[2012057] The Fastest Train To Anywhere

[2012057] The Fastest Train To Anywhere

The Flanagan Collective @ Gluttony – Carry On Theatre

10:30pm, Mon 27 Feb 2012

Sure, it’s Monday night, but it’s absolutely dead at Gluttony. There’s a dearth of people around as Joe and Veronica from The Flanagan Collective peer into the emptiness for the crowd that their show richly deserves.

But there’s basically no-one there. More accurately, there’s three paying punters. We park ourselves in the front row of the Carry On (a wide space with a creaky stage) and wait… soon a man, carrying a small suitcase and wearing a well-worn suit, quietly walks down the central aisle of the venue.

His hesitance – reluctance? – almost appears to make Him stumble as he climbs up onto the stage; He searches the space with no real sense of direction, and no sense of what He’s looking for. He looks at us blankly, but suddenly His eyes sparkle with returning memories that He begins to relay to us.

He (who is never named) is an ordinary working man. One day, on a whim, He boards a random train at King’s Cross Station without knowing the destination; He tells the Conductor that He wants to go Somewhere, but is told in return that this is the Anywhere train; it’ll take three months to get to Somewhere, but He can disembark at Leeds and wait for tomorrow’s Somewhere train.

But He sleeps through Leeds.

The resultant journey feels timeless. The train stops in Wheat Fields, where He and the shifting collection of other passengers watch giants work and play as they harvest ever-yielding fields of wheat. He decides to stay on top of the train as it speeds through snow and Atlantis, to the funeral of a Queen at Stonehenge, to a battle between Heaven and Earth, to the South Pole, to ride alongside princes on horseback in Cornwall…
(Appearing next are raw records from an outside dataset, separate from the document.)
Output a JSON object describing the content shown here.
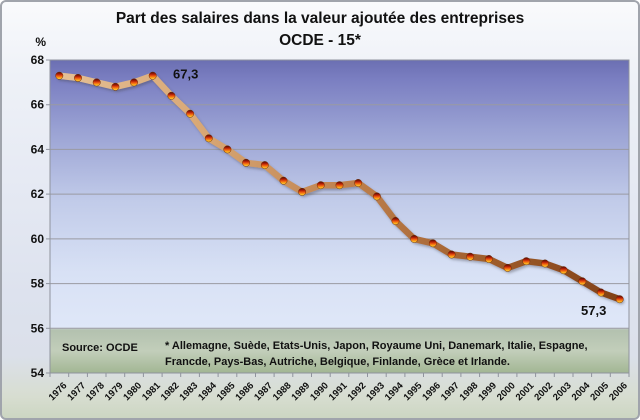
{
  "header": {
    "title": "Part des salaires dans la valeur ajoutée des entreprises",
    "subtitle": "OCDE - 15*"
  },
  "y_axis": {
    "unit_label": "%"
  },
  "footer": {
    "source_label": "Source: OCDE",
    "footnote_line1": "* Allemagne, Suède, Etats-Unis, Japon, Royaume Uni, Danemark, Italie, Espagne,",
    "footnote_line2": "Francde, Pays-Bas, Autriche, Belgique, Finlande, Grèce et Irlande."
  },
  "chart_data": {
    "type": "line",
    "title": "Part des salaires dans la valeur ajoutée des entreprises",
    "subtitle": "OCDE - 15*",
    "ylabel": "%",
    "x": [
      1976,
      1977,
      1978,
      1979,
      1980,
      1981,
      1982,
      1983,
      1984,
      1985,
      1986,
      1987,
      1988,
      1989,
      1990,
      1991,
      1992,
      1993,
      1994,
      1995,
      1996,
      1997,
      1998,
      1999,
      2000,
      2001,
      2002,
      2003,
      2004,
      2005,
      2006
    ],
    "series": [
      {
        "name": "OCDE - 15*",
        "values": [
          67.3,
          67.2,
          67.0,
          66.8,
          67.0,
          67.3,
          66.4,
          65.6,
          64.5,
          64.0,
          63.4,
          63.3,
          62.6,
          62.1,
          62.4,
          62.4,
          62.5,
          61.9,
          60.8,
          60.0,
          59.8,
          59.3,
          59.2,
          59.1,
          58.7,
          59.0,
          58.9,
          58.6,
          58.1,
          57.6,
          57.3
        ]
      }
    ],
    "ylim": [
      54,
      68
    ],
    "y_ticks": [
      54,
      56,
      58,
      60,
      62,
      64,
      66,
      68
    ],
    "grid": true,
    "legend": false,
    "point_labels": [
      {
        "x": 1981,
        "text": "67,3"
      },
      {
        "x": 2006,
        "text": "57,3"
      }
    ],
    "colors": {
      "line_gradient": [
        "#e6c197",
        "#d9a977",
        "#c08350",
        "#a05e2c",
        "#7f3f15"
      ],
      "marker_gradient": [
        "#4a0d05",
        "#b01c06",
        "#ef5a10",
        "#fba919",
        "#ffd94f"
      ],
      "gridline": "#9a9aa2",
      "plot_bg_top": "#6b6fb2",
      "plot_bg_mid": "#d8e1f5",
      "plot_bg_bottom": "#a2b693",
      "label_color": "#111111"
    }
  }
}
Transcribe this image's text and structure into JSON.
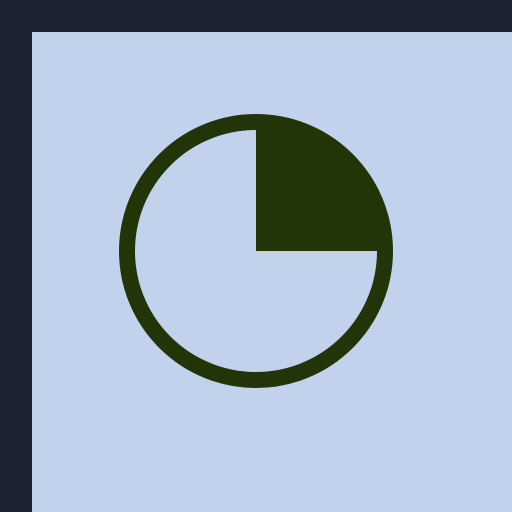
{
  "window": {
    "frame_color": "#1c2333",
    "content_color": "#c2d2ed"
  },
  "icon": {
    "name": "pie-chart-icon",
    "stroke_color": "#213509",
    "fill_color": "#213509",
    "filled_fraction": 0.25
  }
}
But the journey is occasionally interrupted by the acknowledgement of His mobile phone. He is haunted by the connections that His phone represents: should he ring work to let them know He won’t be in? What excuse will He use? As the journey goes on, those thoughts turn more toward Home, and his Partner; the first missed call thoroughly throws Him, and leaves Him stumbling around the stage. Further missed calls eat into Him, distract Him from the fantasy that surrounds the journey.

Eventually the train drops Him off Here (or is it Somewhere? or is it Anywhere?); He is clearly distressed. His phone starts ringing; He’s terrified. It rings again… and again. He answers it…

Look – let’s get one thing straight. I absolutely adored this show. I was so swept up in the completely surreal experience that I forgot about everything else; Joe Hufton is utterly engrossing in his unnamed role, and Alexander Wright’s whimsical script has an almost runaway-train-like quality to it as it picks up pace, whipping the audience through more and more fantastic locations and situations before a tense finale.

But the script also feels massively abstract – I get the feeling that He was avoiding His place in the world, but there’s no concreting of that idea. In fact, most of the time I didn’t have the faintest idea what was going on, and that only encouraged me to fire off a twenty-questions e-mail to the Flanagan Collective to try and figure out the tightness of the scripting, and whether there was any significance in the sole speaking passenger on the train.

…and also to apologise for the paltry audience, and offer them moral support.

But in hindsight, I feel utterly blessed to have seen this performance within a graveyard-like Gluttony that evening; the Carry On offers no noise insulation whatsoever, and when I saw the show again a few days later, the sound bleed from other Gluttonous shows (and even the Fringe Club) tempered the atmosphere somewhat.

But on this evening, though… it was magical.